The second proposed modification to the CGT Risk Management Program is to reduce the restrictions on trading financial derivatives with certain customers. PG&E is currently restricted from trading financial derivatives with its customers or affiliates. PG&E requests that the restriction be applied only to retail customers, and that two non-retail exceptions be recognized and authorized. The first non-retail exception is for wholesale marketers, who are large, nationally recognized companies. PG&E contends that this group does not need to be protected against PG&E by restricting the trading of financial derivative instruments. The second non-retail exception is for marketing affiliates of PG&E's retail transportation and market storage customers. These retail customers include some of PG&E's largest end-users of gas, such as electric generators and oil refineries. Due to the current customer restrictions, PG&E has not been able to enter into financial derivative arrangements with these marketing affiliates, who are separate legal entities. PG&E requests that the customer restriction no longer apply to these marketing affiliates.
PG&E's third proposed modification is for the Commission to authorize the use of weather derivatives, electricity derivatives, and other derivatives developed by the financial market which many emerge as viable tools for CGT to manage its risk.
PG&E also requests elimination of the current sunset date of December 31, 2003, so that forward hedge positions can be entered into before 2004. PG&E contends that these modifications are needed to manage the price and revenue risks in the marketplace.
PG&E contends that the evidence supports continuing the CGT Risk Management Program with the proposed modifications for 2004 and beyond.
No parties have expressed any opposition to PG&E's request to continue the CGT Risk Management Program, or to the proposed changes which it seeks.

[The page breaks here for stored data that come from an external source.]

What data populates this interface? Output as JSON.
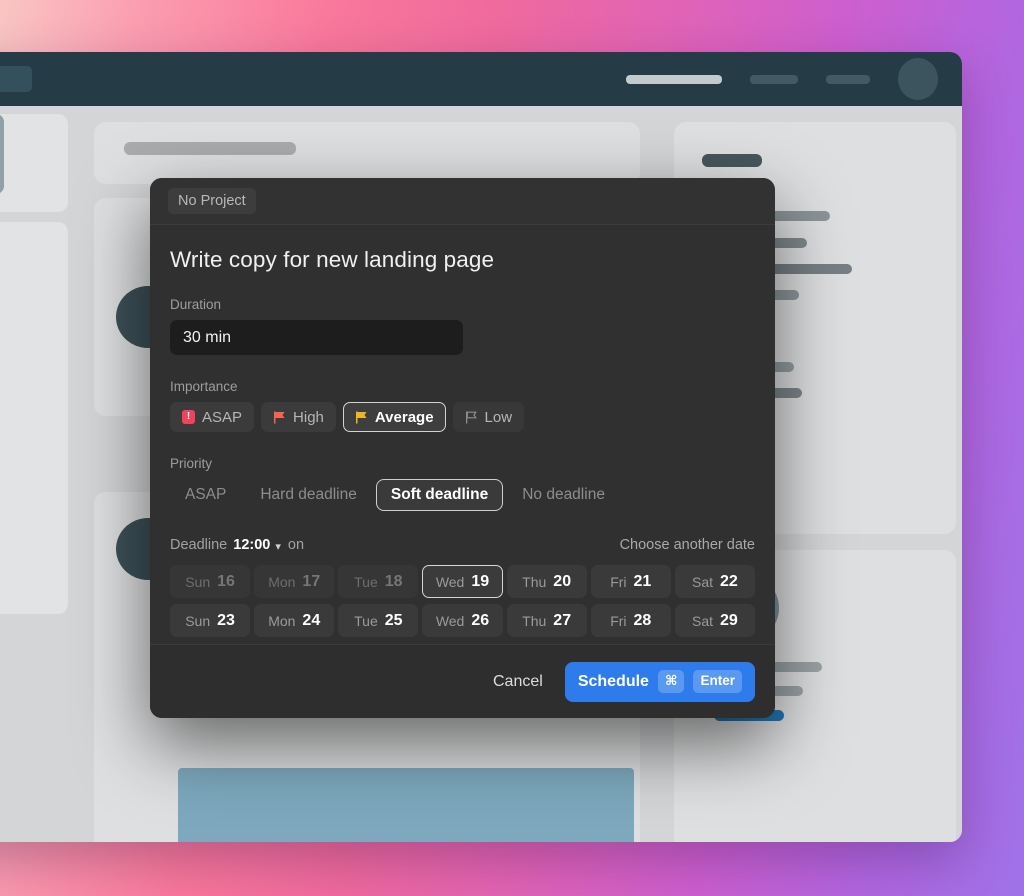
{
  "background": {
    "gradient_start": "#f9c6c4",
    "gradient_mid": "#e063b7",
    "gradient_end": "#9f72e8"
  },
  "app_window": {
    "header": {
      "accent_color": "#253c46",
      "left_chip": "nav-chip",
      "right_items": [
        "bar-light",
        "bar-dark",
        "bar-dark",
        "avatar"
      ]
    },
    "accent_blue": "#2176b7",
    "card_color": "#dedfe0",
    "tile_color": "#8fa0a8"
  },
  "modal": {
    "project_chip": "No Project",
    "task_title": "Write copy for new landing page",
    "duration": {
      "label": "Duration",
      "value": "30 min",
      "placeholder": "Duration"
    },
    "importance": {
      "label": "Importance",
      "options": [
        {
          "label": "ASAP",
          "icon": "alert-box-icon",
          "color": "#f2415a",
          "selected": false
        },
        {
          "label": "High",
          "icon": "flag-icon",
          "color": "#f2654f",
          "selected": false
        },
        {
          "label": "Average",
          "icon": "flag-icon",
          "color": "#f0b429",
          "selected": true
        },
        {
          "label": "Low",
          "icon": "flag-outline-icon",
          "color": "#8d8d8d",
          "selected": false
        }
      ]
    },
    "priority": {
      "label": "Priority",
      "options": [
        {
          "label": "ASAP",
          "selected": false
        },
        {
          "label": "Hard deadline",
          "selected": false
        },
        {
          "label": "Soft deadline",
          "selected": true
        },
        {
          "label": "No deadline",
          "selected": false
        }
      ]
    },
    "deadline": {
      "prefix": "Deadline",
      "time": "12:00",
      "suffix": "on",
      "choose_another": "Choose another date"
    },
    "dates": {
      "row1": [
        {
          "dow": "Sun",
          "num": "16",
          "state": "past"
        },
        {
          "dow": "Mon",
          "num": "17",
          "state": "past"
        },
        {
          "dow": "Tue",
          "num": "18",
          "state": "past"
        },
        {
          "dow": "Wed",
          "num": "19",
          "state": "selected"
        },
        {
          "dow": "Thu",
          "num": "20",
          "state": "normal"
        },
        {
          "dow": "Fri",
          "num": "21",
          "state": "normal"
        },
        {
          "dow": "Sat",
          "num": "22",
          "state": "normal"
        }
      ],
      "row2": [
        {
          "dow": "Sun",
          "num": "23",
          "state": "normal"
        },
        {
          "dow": "Mon",
          "num": "24",
          "state": "normal"
        },
        {
          "dow": "Tue",
          "num": "25",
          "state": "normal"
        },
        {
          "dow": "Wed",
          "num": "26",
          "state": "normal"
        },
        {
          "dow": "Thu",
          "num": "27",
          "state": "normal"
        },
        {
          "dow": "Fri",
          "num": "28",
          "state": "normal"
        },
        {
          "dow": "Sat",
          "num": "29",
          "state": "normal"
        }
      ]
    },
    "footer": {
      "cancel": "Cancel",
      "schedule": "Schedule",
      "key_cmd": "⌘",
      "key_enter": "Enter",
      "button_color": "#2e7cec"
    }
  }
}
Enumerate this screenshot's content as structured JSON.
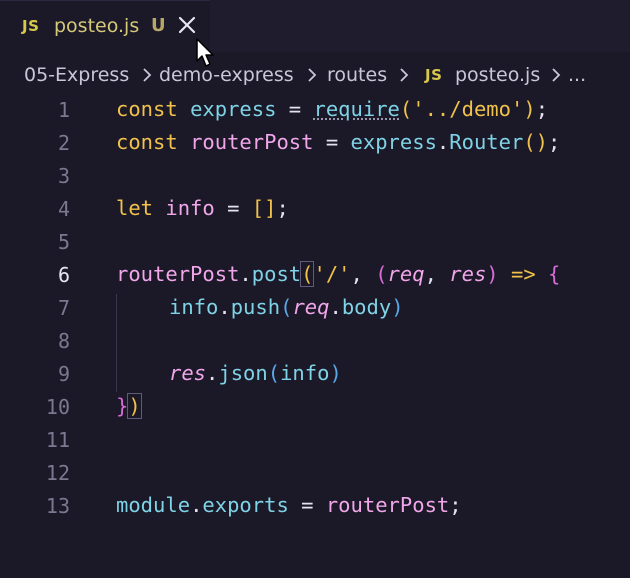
{
  "tab": {
    "badge": "JS",
    "filename": "posteo.js",
    "status": "U",
    "close_icon": "close-icon"
  },
  "breadcrumb": {
    "items": [
      "05-Express",
      "demo-express",
      "routes",
      "posteo.js",
      "..."
    ],
    "file_badge": "JS"
  },
  "editor": {
    "line_numbers": [
      "1",
      "2",
      "3",
      "4",
      "5",
      "6",
      "7",
      "8",
      "9",
      "10",
      "11",
      "12",
      "13"
    ],
    "active_line": "6",
    "lines": {
      "l1": {
        "kw": "const",
        "var": "express",
        "eq": " = ",
        "fn": "require",
        "po": "(",
        "str": "'../demo'",
        "pc": ")",
        "semi": ";"
      },
      "l2": {
        "kw": "const",
        "var": "routerPost",
        "eq": " = ",
        "obj": "express",
        "dot": ".",
        "fn": "Router",
        "po": "(",
        "pc": ")",
        "semi": ";"
      },
      "l4": {
        "kw": "let",
        "var": "info",
        "eq": " = ",
        "arr": "[]",
        "semi": ";"
      },
      "l6": {
        "obj": "routerPost",
        "dot": ".",
        "fn": "post",
        "po": "(",
        "str": "'/'",
        "comma": ", ",
        "po2": "(",
        "p1": "req",
        "comma2": ", ",
        "p2": "res",
        "pc2": ")",
        "arrow": " => ",
        "brace": "{"
      },
      "l7": {
        "obj": "info",
        "dot": ".",
        "fn": "push",
        "po": "(",
        "p": "req",
        "dot2": ".",
        "prop": "body",
        "pc": ")"
      },
      "l9": {
        "p": "res",
        "dot": ".",
        "fn": "json",
        "po": "(",
        "arg": "info",
        "pc": ")"
      },
      "l10": {
        "brace": "}",
        "pc": ")"
      },
      "l13": {
        "obj": "module",
        "dot": ".",
        "prop": "exports",
        "eq": " = ",
        "var": "routerPost",
        "semi": ";"
      }
    }
  },
  "colors": {
    "background": "#1b1928",
    "keyword": "#f0c14b",
    "variable": "#7fd3e6",
    "object": "#f0a6e9",
    "bracket_level2": "#d86cd6",
    "bracket_level3": "#5aa7e8"
  }
}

The CGT Risk Management Program was first authorized in D.98-12-082 when we granted PG&E authority to use natural gas-based financial instruments to manage the price and revenue risks associated with its natural gas transmission and storage assets. This authority was modified in D.99-04-013. As part of the Gas Accord II Settlement Agreement adopted in D.02-08-070, the CGT Risk Management Program was extended through the Gas Accord II period.108
We have reviewed the three decisions which addressed the CGT Risk Management Program, and the reasons why certain conditions were imposed. Since a gas structure is being adopted in today's decision for 2004 and 2005, the CGT Risk Management Program should also be extended through December 31, 2005. This will allow PG&E to continue to manage the price and revenue risks associated with its natural gas transmission and storage assets.
As for PG&E's request to make three changes to the CGT Risk Management Program, the first change to increase the dollar limit and trading volume reflect conditions that now exist or have occurred in the past. That change will be adopted.
The second change is to change the restriction with whom PG&E can trade derivatives. Instead of restricting trading with retail customers and affiliates, PG&E seeks to restrict trading with retail customers only, and that two non-retail exceptions be recognized and authorized. The first non-retail exception is for wholesale marketers. The second non-retail exception is for marketing affiliates of PG&E's retail transportation and market storage customers. We have considered the reasons why the restrictions on trading with retail customers and affiliates were originally imposed in D.98-12-082. We do not believe that changing the restriction to allow trading of financial derivatives with wholesale marketers and marketing affiliates of PG&E's retail transportation and storage customers will result in market power or anticompetitive impacts. Accordingly, the second change to the CGT Risk Management Program will be adopted.
The third change that PG&E requests is for the Commission to authorize the use of weather derivatives, electricity derivatives, and other derivatives that may be developed by the financial market to manage its risk. We will allow PG&E to use these additional derivatives. Since the quarterly reporting requirements remain in place, the reports will allow us to monitor the use of these additional derivatives. The third change to authorize PG&E to use these kinds of derivatives will be adopted.
PG&E also requests elimination of the current sunset date of December 31, 2003, so that forward hedge positions can be entered into before 2004. Since we are adopting a gas structure through 2005, the authority allowing PG&E to use derivatives should be extended as well. The authority granted in today's decision to allow PG&E to use derivatives shall expire on December 31, 2005.
PG&E is authorized to continue using financial derivative instruments to manage price and revenue risks pursuant to the CGT Risk Management Program that was approved in D.98-12-082, as modified in D.99-04-013, as extended by D.02-08-070, and as changed by today's decision. This authority for PG&E to use financial derivatives shall expire on December 31, 2005 unless further extended by the Commission.